Situation of Economic Instability:
Investment is always equal to savings if total expenditure (C + I) = total income (Y). This is the condition of economic stability or full employment. In such a situation total income (Y) is spent either on the purchase of consumption goods (C) or on the purchase of investment goods (I) which are used for further production.
But, if a part of the income received by an individual is not spent, and if this deficiency of expenditure is not made up by investment expenditure, the reduced expenditure of one will lead to a fall in the income of others, with a lower income they would be able to spend less and then the income of others will also thereby be reduced. The circumference of the circle of income and expenditure will be shortened and this lead to unemployment.
However, the propensity to consume tends to diminish as capital income increases. In other words, the propensity to save increases as capital income increases, and a larger proportion of the additional income is saved and is not spent. This saved income creates instability in the economy. Hence, to maintain economic stability, i.e., income and employment at the previous level, it is necessary to offset the effects of the decrease in demand for output due to a decrease in consumption by a corresponding increase in investment expenditure on public works. It is, here the role of public expenditure is emphasized. Here the objective of public expenditure is to maintain a balance as between savings and investments or income and expenditure or aggregate demand and aggregate supply. Thus, public expenditure which is undertaken to offer any deficiency is private spending i.e. effective demand. So as to bring a balance between aggregate demand and aggregate supply (i.e., total expenditure = total income) is called compensatory expenditure.
Keyness pointed out that the aggregate demand function of employment does not automatically adjust itself to the aggregate supply function of employment. This adjustment can be achieved only by a positive and dynamic operation of fiscal policy, i.e., direct government expenditures as well as measures for guiding and influencing private investment decisions.
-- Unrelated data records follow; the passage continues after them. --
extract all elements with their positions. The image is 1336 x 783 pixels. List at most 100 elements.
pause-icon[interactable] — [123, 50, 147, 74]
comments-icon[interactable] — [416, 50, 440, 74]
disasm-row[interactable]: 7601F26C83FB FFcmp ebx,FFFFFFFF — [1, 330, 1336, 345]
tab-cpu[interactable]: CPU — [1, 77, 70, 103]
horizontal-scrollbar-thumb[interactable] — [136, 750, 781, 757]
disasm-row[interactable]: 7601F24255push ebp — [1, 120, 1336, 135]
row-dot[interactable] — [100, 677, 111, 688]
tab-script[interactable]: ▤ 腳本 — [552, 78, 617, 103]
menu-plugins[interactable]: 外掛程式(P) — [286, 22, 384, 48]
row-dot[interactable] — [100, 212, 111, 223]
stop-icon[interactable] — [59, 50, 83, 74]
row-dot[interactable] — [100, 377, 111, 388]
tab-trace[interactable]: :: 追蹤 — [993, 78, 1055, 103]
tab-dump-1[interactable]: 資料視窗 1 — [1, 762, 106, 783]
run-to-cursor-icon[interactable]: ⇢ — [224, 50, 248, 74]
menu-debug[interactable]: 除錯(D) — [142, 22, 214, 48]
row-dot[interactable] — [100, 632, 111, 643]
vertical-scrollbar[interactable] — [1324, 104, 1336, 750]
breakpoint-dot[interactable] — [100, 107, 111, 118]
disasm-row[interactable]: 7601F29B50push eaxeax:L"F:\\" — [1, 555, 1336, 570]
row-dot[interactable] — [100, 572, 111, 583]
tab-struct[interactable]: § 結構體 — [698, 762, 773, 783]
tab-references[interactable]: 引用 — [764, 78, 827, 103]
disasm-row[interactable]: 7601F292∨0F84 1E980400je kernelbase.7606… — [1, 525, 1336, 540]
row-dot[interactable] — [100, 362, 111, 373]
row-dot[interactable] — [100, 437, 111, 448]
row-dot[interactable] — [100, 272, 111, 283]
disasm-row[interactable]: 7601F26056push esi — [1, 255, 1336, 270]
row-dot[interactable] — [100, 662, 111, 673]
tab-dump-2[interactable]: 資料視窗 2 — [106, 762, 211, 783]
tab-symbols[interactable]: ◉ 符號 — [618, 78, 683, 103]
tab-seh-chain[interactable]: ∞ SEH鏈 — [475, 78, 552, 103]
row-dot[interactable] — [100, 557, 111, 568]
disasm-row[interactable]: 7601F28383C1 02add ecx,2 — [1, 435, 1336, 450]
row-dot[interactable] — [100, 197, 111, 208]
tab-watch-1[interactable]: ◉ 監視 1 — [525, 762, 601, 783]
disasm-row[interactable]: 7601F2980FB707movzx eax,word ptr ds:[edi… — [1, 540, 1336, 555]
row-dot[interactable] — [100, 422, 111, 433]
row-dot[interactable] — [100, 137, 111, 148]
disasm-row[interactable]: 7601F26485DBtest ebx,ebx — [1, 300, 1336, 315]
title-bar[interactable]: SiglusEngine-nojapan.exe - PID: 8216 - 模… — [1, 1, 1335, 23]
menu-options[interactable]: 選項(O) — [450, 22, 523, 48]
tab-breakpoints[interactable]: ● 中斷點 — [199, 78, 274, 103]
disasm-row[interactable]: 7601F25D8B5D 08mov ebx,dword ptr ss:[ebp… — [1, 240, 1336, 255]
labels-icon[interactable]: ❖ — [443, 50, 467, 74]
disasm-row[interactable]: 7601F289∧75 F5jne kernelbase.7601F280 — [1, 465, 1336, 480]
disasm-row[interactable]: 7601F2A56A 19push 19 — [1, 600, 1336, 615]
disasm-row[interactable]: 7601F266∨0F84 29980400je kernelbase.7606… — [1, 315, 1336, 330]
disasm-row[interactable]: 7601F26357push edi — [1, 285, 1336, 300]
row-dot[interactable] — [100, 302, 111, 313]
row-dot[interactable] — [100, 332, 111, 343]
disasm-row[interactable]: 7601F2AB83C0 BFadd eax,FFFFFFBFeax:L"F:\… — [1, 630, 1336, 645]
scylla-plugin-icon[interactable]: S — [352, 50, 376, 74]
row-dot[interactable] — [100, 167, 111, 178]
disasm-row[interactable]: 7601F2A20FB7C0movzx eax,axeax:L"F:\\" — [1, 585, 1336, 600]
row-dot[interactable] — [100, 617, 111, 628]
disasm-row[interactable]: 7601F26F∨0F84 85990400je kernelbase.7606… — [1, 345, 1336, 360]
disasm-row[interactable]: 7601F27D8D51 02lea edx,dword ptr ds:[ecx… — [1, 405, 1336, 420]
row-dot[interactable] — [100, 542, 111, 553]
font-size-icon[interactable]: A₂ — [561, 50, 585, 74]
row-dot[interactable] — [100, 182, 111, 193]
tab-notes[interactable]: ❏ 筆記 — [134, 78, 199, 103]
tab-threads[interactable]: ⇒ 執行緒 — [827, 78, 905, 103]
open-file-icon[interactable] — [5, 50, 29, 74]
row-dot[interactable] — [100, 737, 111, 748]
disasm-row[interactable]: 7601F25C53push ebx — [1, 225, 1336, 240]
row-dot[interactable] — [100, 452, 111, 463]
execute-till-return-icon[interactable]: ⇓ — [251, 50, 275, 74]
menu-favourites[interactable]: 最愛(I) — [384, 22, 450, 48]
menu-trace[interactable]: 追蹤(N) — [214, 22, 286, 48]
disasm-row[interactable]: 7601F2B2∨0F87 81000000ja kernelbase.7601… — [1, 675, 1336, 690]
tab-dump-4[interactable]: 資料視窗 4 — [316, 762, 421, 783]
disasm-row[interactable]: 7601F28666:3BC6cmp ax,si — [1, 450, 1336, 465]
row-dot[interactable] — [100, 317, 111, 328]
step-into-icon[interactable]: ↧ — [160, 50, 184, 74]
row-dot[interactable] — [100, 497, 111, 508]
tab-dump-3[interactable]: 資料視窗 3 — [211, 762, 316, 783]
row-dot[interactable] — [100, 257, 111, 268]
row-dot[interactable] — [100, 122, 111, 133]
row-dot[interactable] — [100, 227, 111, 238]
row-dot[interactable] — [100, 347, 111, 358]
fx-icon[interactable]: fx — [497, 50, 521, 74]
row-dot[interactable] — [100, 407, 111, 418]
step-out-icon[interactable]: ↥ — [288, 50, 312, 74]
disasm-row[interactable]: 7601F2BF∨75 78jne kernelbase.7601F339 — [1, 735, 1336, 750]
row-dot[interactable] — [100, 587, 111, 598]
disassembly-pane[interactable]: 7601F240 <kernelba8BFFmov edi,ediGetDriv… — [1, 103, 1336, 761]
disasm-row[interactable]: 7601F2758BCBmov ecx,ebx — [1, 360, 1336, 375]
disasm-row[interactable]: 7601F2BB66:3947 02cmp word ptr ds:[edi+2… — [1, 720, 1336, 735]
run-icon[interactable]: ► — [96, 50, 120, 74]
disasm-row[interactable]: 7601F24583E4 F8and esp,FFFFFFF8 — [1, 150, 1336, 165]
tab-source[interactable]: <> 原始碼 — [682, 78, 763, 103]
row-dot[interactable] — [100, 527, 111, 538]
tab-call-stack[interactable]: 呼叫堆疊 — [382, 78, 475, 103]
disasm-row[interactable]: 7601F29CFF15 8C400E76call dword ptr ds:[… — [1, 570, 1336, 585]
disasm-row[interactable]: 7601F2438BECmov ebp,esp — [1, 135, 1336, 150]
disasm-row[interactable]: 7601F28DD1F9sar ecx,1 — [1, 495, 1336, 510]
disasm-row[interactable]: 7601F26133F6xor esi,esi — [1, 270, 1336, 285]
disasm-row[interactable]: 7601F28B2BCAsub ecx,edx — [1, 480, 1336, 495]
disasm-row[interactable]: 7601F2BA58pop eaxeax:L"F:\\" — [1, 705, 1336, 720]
Thus, Keyness regarded fiscal policy “as a balancing factor” which would “bring about an adjustment between the propensity to consume and the inducement to invest”. He looked at public finance as one of the instruments of a policy designed to bridge the deficiency in aggregate demand function resulting from the deficient behavior of the consumption and investment functions. In this way, the instrument of fiscal policy could raise the economy to a higher level of employment and output.
Keyness advocated the use of fiscal policy as a balancing factor not only in the form of a progressive tax structure to raise the propensity to consume but also in the form of a national investment programme so broad that it may include direct government expenditures as well as measures for guiding and influencing private investment decisions.